I am Hunny, a 24-year-old man from Mumbai, Maharashtra. I live with my parents. After completing my graduation with Maths Hons I was working at a company for six months when a sudden turn of events changed my life completely. From an independent self-employed young guy, I changed into a dependent, unemployed, physically handicapped Cancer patient.
It was in 2015 when I was diagnosed with CANCER in my right ankle. Suddenly the world around me seemed to fade out. “Cancer” the word itself is so scary and there I was living it. Nobody in my family has ever been to so many hospitals in their entire lives, but I did. We visited countless doctors and consulted a few more.

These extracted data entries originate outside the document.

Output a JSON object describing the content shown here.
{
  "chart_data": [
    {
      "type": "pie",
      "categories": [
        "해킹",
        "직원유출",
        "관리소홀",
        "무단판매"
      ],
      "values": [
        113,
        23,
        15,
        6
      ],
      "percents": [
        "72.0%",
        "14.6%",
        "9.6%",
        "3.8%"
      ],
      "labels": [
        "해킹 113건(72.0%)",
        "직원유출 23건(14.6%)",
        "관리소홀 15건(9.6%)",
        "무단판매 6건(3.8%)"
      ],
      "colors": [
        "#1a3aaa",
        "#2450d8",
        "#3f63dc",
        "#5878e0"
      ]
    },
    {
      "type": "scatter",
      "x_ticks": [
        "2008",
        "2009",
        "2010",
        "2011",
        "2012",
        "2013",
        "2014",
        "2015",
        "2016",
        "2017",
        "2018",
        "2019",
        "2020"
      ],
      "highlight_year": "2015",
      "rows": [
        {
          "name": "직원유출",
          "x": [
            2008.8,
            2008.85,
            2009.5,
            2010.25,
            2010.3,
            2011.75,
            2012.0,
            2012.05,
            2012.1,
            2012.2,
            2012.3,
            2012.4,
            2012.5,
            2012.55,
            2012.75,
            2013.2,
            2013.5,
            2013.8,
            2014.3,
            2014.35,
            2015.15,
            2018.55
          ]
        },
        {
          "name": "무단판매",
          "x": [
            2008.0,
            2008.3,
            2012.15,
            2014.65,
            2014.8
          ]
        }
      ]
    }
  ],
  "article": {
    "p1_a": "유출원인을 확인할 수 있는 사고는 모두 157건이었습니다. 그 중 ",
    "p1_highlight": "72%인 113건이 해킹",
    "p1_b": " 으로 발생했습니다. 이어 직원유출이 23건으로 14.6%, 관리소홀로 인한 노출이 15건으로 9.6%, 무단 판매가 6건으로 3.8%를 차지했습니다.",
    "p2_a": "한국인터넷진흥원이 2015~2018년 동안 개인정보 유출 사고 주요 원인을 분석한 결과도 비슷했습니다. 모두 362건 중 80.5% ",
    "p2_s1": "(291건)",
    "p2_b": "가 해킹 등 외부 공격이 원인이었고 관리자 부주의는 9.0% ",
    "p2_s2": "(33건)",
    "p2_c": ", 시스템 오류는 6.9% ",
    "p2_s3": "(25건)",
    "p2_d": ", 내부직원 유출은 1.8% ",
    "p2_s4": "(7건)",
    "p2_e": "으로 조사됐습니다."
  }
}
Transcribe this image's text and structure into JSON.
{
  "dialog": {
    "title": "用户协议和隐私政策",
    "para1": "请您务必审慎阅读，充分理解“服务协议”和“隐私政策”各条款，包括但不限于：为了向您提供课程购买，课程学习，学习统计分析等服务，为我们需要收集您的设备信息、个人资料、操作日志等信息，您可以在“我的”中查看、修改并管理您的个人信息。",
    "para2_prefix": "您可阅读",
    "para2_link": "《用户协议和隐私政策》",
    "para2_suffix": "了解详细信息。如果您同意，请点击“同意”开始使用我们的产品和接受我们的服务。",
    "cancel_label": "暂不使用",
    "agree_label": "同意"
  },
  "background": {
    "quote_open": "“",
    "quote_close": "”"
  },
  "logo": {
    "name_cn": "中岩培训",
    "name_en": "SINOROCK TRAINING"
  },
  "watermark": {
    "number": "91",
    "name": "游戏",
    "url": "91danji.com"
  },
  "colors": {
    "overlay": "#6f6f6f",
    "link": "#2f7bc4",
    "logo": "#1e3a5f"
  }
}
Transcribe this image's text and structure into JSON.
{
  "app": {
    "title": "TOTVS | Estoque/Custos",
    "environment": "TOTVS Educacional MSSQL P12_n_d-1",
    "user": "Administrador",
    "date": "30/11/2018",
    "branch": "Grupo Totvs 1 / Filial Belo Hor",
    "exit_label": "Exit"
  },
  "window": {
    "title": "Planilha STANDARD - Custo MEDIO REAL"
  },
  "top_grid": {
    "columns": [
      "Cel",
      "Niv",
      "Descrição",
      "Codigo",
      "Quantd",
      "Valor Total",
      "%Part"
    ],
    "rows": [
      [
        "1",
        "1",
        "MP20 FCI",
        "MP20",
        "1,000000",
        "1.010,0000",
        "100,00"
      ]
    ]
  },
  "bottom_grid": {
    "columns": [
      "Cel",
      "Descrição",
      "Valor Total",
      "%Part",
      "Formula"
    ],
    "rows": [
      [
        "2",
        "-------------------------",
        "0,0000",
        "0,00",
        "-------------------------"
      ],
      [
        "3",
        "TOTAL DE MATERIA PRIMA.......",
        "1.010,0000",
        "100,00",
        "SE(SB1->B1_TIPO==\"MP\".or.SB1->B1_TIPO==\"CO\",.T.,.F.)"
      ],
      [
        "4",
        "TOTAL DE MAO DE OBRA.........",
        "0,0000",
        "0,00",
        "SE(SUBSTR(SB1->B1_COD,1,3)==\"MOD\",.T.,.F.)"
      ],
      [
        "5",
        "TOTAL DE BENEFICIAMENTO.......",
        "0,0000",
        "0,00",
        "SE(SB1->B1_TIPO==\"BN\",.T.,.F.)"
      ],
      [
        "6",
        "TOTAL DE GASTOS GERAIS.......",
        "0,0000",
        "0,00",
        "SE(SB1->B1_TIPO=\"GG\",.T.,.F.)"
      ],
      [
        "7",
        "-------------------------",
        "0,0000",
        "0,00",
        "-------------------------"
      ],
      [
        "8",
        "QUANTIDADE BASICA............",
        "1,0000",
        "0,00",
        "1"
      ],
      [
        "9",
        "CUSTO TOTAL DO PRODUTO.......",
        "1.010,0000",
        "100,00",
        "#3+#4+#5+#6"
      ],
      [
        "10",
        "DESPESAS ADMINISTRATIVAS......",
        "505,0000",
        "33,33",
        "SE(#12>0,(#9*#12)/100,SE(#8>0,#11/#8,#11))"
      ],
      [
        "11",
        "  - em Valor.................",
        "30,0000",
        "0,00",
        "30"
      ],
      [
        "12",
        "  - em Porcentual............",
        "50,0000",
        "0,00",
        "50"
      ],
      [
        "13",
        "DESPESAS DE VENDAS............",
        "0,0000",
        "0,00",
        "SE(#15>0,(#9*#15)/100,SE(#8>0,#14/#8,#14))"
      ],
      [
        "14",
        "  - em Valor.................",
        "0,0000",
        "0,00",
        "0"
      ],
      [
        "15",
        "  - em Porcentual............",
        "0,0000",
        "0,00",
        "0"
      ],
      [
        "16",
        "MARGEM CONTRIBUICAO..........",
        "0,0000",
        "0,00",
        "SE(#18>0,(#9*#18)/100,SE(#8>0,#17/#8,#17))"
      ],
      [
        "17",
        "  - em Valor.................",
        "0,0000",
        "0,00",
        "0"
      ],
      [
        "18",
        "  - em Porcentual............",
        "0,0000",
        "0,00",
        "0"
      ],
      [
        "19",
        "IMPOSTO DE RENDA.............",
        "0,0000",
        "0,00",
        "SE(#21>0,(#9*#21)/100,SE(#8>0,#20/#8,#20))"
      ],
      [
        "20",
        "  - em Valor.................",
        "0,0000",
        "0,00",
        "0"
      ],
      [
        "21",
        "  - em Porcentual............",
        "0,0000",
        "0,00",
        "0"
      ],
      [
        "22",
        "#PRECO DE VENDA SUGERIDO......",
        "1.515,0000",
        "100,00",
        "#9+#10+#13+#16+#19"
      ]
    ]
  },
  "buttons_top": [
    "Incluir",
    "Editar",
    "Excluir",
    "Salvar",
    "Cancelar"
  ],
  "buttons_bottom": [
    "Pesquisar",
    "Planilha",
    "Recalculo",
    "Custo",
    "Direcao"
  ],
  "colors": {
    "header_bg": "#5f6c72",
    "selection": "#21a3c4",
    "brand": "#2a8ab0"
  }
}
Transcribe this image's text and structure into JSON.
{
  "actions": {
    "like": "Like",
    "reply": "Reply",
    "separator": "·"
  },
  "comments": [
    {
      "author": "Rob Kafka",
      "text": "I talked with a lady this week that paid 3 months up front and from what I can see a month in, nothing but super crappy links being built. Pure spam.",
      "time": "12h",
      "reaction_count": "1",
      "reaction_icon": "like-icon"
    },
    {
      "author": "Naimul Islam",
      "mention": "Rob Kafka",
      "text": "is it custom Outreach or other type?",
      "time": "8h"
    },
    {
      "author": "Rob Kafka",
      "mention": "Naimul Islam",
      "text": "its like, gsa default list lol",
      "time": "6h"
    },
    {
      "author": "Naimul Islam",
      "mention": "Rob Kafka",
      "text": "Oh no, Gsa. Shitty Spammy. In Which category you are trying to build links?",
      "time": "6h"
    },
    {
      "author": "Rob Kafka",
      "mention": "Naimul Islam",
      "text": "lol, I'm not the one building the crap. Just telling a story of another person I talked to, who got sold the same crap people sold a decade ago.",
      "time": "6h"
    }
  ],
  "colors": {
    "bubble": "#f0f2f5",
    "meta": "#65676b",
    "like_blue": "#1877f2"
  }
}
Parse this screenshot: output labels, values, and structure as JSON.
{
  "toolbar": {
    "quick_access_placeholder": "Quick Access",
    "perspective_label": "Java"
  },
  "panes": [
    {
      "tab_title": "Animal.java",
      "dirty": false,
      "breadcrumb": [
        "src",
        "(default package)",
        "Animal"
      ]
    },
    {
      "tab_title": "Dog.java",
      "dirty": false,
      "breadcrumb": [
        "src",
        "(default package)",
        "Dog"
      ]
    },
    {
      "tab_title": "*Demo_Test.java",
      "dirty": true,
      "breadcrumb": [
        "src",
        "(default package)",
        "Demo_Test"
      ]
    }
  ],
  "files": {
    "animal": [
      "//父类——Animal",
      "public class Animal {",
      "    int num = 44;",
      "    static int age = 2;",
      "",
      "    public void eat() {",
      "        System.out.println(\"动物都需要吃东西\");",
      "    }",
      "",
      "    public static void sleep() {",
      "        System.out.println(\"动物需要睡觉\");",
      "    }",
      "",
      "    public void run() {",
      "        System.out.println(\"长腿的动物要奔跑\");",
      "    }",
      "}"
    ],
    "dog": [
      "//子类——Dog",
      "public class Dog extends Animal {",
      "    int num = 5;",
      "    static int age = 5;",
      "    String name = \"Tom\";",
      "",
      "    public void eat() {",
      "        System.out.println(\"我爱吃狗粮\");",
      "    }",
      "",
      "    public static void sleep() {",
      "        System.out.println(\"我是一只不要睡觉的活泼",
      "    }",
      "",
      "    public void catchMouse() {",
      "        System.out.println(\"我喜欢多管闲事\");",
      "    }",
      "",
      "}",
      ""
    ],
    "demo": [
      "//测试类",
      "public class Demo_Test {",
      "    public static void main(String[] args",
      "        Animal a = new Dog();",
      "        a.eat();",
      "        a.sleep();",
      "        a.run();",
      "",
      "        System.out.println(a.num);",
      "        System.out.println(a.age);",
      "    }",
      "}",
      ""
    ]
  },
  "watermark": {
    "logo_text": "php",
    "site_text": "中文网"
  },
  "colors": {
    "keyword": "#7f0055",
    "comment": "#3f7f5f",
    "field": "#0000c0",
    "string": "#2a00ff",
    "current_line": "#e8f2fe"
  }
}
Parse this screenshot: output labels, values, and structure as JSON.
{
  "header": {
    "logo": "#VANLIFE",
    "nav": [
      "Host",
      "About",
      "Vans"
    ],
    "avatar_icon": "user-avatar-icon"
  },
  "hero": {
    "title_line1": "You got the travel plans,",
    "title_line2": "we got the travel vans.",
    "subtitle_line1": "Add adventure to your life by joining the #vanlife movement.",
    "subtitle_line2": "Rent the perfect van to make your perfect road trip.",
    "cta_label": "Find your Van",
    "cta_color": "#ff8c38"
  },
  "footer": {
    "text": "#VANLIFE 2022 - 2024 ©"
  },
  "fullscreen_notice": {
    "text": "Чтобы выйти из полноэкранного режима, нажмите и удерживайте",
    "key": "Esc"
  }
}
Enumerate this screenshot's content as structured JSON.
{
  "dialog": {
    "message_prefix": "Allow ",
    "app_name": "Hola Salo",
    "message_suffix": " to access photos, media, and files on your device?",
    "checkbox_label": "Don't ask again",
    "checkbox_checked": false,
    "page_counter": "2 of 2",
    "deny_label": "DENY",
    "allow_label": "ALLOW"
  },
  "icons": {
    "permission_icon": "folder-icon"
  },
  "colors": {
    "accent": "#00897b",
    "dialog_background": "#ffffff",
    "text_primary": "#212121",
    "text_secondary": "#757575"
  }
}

The more I consulted the doctors the more my life’s greatest fear came closer to me.
Every doctor that we consulted suggested me to amputate my leg below the knee. That was the most critical phase of my life. I was terrified of becoming a handicap. Sleepless nights followed as I tried talking to cancer victims and watched videos of the same. So, after a lot of thinking, I finally took the hardest decision of my life, i.e., to amputate my leg.
I was operated in April. I was awake during the whole procedure. When regained my senses and saw the bandages on my right knee I was not able to look into my parent’s eyes. I could feel what were they going through seeing their young son in that condition.
Initially, it was very difficult to cope up with life. There was a sudden drop in my lifestyle. My day to day activities was monitored by my family. I was totally dependent on them. Slowly with time I understood that I have to be strong enough to look through things.
I spent whole 6 months till August being bed ridden fighting with my own thoughts. Then I went through the prosthesis procedure. There I meet so many people who have lost their body parts and were still fighting. There I realised that I am still at a better place.
After the prosthesis procedure, I was able to walk on plain surfaces, ramps. I had to practice climbing the stairs. I have come a long way since then. Only when I remove my prosthetic leg at night I get a flashback of my hard days. It’s hard but not impossible. I may not be able to live my normal life, but I thank God that I got a chance to stand & walk and live my life with some restrictions. All my efforts paid off when I managed to see a hope in my parent’s eyes.
It was not at all easy but one thing which made me strong was I can’t put my parents hard earned money at stake just by giving up. So I kept up the fight and the desire to live. You can win any situation just by will power. Try to accept and avoid to expect.
CANCER is still a fear in our society but it itself says “you CAN SIR”. For me, Cancer is a blessing which gave me the opportunity to understand the meaning of life.